3:41 — 5:40 Neil Lindsay, Amazon (AMZN) Health Services SVP

6:03 — 7:07 Dr. Patrick Carrol, Hims & Hers (HIMS) Chief Medical Officer

7:29 — 8:08 Dr. Jon Wigneswaran, Walmart (WMT) Chief Medical Officer

For more expert insight and the latest market action, click here to watch this full episode of Yahoo Finance Live.

Video Transcript

[AUDIO LOGO]

ANJALEE KHEMLANI: Welcome back to Yahoo Finance Live. I'm senior health reporter Angela Khemlani. And I just came back from the health conference in Las Vegas, which has grown every year, signaling the importance that digital health and AI are going to be playing in our future health care. I spoke to a number of experts who told me that investors and founders are really struggling with trying to figure out where the next big bet is.

To that end, Vineeta Agarwal, Andreessen Horowitz's general partner talked to me about the role that medical experts are going to play in that role. Listen to what she had to say.

VINEETA AGARWAL: We're looking at an overstretched health care workforce. I'm a primary care physician myself. The inbox volume that most providers today are receiving from patients who appropriately have an expectation that they will be heard and heard quickly is almost unmanageable. And yet when we look at our national statistics of number of providers per capita or health outcomes on that basis, we fall short. And we don't actually have numerically a provider shortage in this country.
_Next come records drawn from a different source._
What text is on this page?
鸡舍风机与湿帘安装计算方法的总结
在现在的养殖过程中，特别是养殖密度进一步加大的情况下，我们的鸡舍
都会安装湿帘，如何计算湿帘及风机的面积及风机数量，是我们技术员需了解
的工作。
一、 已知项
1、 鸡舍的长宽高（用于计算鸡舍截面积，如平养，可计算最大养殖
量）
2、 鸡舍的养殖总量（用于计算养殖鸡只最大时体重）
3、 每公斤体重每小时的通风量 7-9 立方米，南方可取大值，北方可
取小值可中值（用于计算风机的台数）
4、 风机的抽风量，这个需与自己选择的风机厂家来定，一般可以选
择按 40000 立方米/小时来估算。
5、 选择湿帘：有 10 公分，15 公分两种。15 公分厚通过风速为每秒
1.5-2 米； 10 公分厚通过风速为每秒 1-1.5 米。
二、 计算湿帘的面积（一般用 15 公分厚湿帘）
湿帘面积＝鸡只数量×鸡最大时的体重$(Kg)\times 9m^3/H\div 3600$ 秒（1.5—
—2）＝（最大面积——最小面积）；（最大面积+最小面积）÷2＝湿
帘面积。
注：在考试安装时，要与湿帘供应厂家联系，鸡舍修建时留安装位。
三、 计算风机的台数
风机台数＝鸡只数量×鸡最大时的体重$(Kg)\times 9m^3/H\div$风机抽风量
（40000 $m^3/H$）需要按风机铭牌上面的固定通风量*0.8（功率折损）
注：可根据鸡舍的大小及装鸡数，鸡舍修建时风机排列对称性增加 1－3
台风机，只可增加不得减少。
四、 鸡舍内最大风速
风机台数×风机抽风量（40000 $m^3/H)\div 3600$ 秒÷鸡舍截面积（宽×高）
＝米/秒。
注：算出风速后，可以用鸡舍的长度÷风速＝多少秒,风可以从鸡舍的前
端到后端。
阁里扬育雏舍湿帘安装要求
And so we are left with this strange sort of situation and tale of two cities, so to speak, which is that we've got lots of providers and yet we're not achieving the health care outcomes and patient experiences that we want nor the cost reduction that we want. And so bridging those exact two worlds, we think of a host of provider enablement technologies like AI that can be a co-pilot to our providers, that can take administrative burden off of our providers plates, that can interface directly with patients in meaningful ways when providers otherwise wouldn't be able to. And all of those use cases we think are going to be powered by new and next generation AI models in a really impactful way.